Release roundup: Journey of the Broken Circle & Collapsed

While the release calendar for the PlayStation 5 still looks awkwardly empty, the PlayStation 4 is getting tons of new releases for games that previously launched elsewhere – and thanks to backward compatibility PS5 owners also benefit from this. We’re looking at two of them: Journey of the Broken Circle and Collapsed.

Journey of the Broken Circle

Developed by Lovable Hat Cult and published by, Journey of the Broken Circle previously launched on Steam and the Nintendo Switch. Now it’s out for PlayStation 4, alongside a version for the Xbox One as well. It’s a narrative-driven platformer that shines through its delivery rather than radically different gameplay, and provides a welcome change of pace.

There are very few distractions in Journey of the Broken Circle, and that starts with our protagonist – a curious little circle who wants to learn more about the world and the others who live in it. No elaborate character design, no fancy controls – just a circle that can roll around and jump and who looks a bit like Pac-man because a part of him is missing. You then meet Sticky, and together they can overcome more obstacles by combining their strengths.

With the emphasis on shapes and characters complementing each other, I quickly thought of the excellent Thomas Was Alone as a game that was perhaps an inspiration for this one. The storytelling certainly has similar nuances to it, as Circle and Sticky part ways again and our round protagonist goes through various mental states over the course of the adventure.

journey of the broken circle2

Even though it’s a story about simple shapes, the way it’s told lets players experience plenty of metaphors for real life issues with mental health – especially in a time like this. And where Thomas Was Alone stuck to a minimalist approach for the entire visual design, Journey of the Broken Circle also evokes player response through its beautiful visual design, as subtle changes in colors and backdrops complement Circle’s ever-changing personal feeling while he meets others and discovers himself.

A relaxing soundtrack also helps, making this a pleasant delight to play through despite the sometimes serious undertones of the narrative. It’s not for the platform purists who only care about gameplay – the game lacks challenge and elaborate platforming mechanics – but highly recommended for those open to something a little different.


When relatively unknown developer Glaive Games released Collapsed on Steam in 2019 and then on the Switch last year, it completely passed us by. However, as fans of rogue-like action platformers, the trailer for the PS4 version (published by OverGamez) immediately grabbed our eye. This one’s a bit shorter and very action-oriented, but ultimately fun to play and worth checking out.


Collapsed gives you a choice of four different characters to play with, though the differences are more about strong nuances than actually offering radically different classes. For instance, all four have both a melee and a ranged weapon, but the difference is in how powerful each one is. While some may see this as a relative lack of choice, we actually thought this made it easier to jump back in and enjoy a second playthrough without having to adapt too much.

As per the norm in the rogue-like genre, death isn’t the end, and you carry part of your progress with you in your next attempt. In this case you actually don’t even lose your items, and your skill tree progress actually carries over to the other four character types as well – further making that second playthrough seem less daunting.

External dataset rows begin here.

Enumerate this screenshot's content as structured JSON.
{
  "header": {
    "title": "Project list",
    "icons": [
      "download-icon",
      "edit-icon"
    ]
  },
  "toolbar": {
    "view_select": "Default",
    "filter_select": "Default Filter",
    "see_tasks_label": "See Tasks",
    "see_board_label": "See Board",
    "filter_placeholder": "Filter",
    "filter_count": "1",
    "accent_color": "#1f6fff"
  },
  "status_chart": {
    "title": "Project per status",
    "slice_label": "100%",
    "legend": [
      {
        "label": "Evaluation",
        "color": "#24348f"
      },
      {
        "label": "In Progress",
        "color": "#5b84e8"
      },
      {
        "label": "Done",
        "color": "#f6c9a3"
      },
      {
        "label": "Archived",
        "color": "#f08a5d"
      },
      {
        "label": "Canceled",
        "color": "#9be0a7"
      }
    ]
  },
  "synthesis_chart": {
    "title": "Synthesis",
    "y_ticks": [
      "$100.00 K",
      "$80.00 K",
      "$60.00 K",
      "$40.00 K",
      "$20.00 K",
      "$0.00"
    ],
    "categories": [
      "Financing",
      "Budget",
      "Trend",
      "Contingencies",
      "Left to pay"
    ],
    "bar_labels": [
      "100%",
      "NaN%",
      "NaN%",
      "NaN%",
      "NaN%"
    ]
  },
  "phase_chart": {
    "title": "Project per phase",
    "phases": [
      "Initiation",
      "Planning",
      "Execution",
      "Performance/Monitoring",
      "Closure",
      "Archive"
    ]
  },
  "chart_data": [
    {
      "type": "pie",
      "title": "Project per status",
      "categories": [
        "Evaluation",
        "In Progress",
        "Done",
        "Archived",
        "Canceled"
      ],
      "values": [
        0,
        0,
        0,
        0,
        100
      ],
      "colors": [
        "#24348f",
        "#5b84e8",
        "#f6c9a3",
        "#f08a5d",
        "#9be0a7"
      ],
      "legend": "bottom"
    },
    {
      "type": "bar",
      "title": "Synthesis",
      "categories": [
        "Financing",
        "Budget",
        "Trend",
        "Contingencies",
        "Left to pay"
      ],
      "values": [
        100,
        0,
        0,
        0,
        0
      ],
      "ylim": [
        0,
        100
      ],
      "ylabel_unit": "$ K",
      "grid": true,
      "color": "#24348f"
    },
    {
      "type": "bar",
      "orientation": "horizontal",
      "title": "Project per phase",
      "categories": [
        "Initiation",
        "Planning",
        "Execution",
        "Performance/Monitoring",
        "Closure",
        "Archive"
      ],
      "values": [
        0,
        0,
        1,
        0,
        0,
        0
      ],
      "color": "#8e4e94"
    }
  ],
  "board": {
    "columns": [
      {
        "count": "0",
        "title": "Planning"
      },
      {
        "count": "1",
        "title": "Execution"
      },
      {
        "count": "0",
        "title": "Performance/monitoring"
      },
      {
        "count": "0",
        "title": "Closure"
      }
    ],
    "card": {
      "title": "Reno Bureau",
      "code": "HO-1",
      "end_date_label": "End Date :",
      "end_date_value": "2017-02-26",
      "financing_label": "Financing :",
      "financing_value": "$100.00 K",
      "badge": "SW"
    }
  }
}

Levels are randomly generated and populated each time, so that helps in avoiding repetition even though the core gameplay stays the same. Twin stick controls allow for rapid fire action, and at times I got a distinct arcade vibe from the game because of it. As with some of the Housemarque titles, it’s great to eventually get through what initially seems like frantic mayhem. Part of that is due to the upgrades you acquire along the way of course, and part of it is the learning curve that allows you to recognize patterns and come up with strategies of your own.


What’s a tad ironic is that some of the pillars of the rogue-like genre are very basic in how they’ve been implemented here. You don’t run into game-changing new weaponry, but just upgrade what you already have, and many elements of the skilltree don’t feel particularly impactful either – just ways of gradually getting stronger.

You’ll need that though, because eventually you’ll run into the game’s challenging boss fights – and there are over a dozen of them. They all use different attack patterns and require different strategies to fight, and the order in which you encounter them is also randomized – making for a few (un)pleasant surprises during each run.

If you prefer a slower-paced journey through a rogue-like where you carefully weigh your options and change your loadout, this probably isn’t your thing. If you enjoy fast-paced action platformers with a few rogue-like elements to keep you coming back and pushing forward, then Collapsed is well worth it.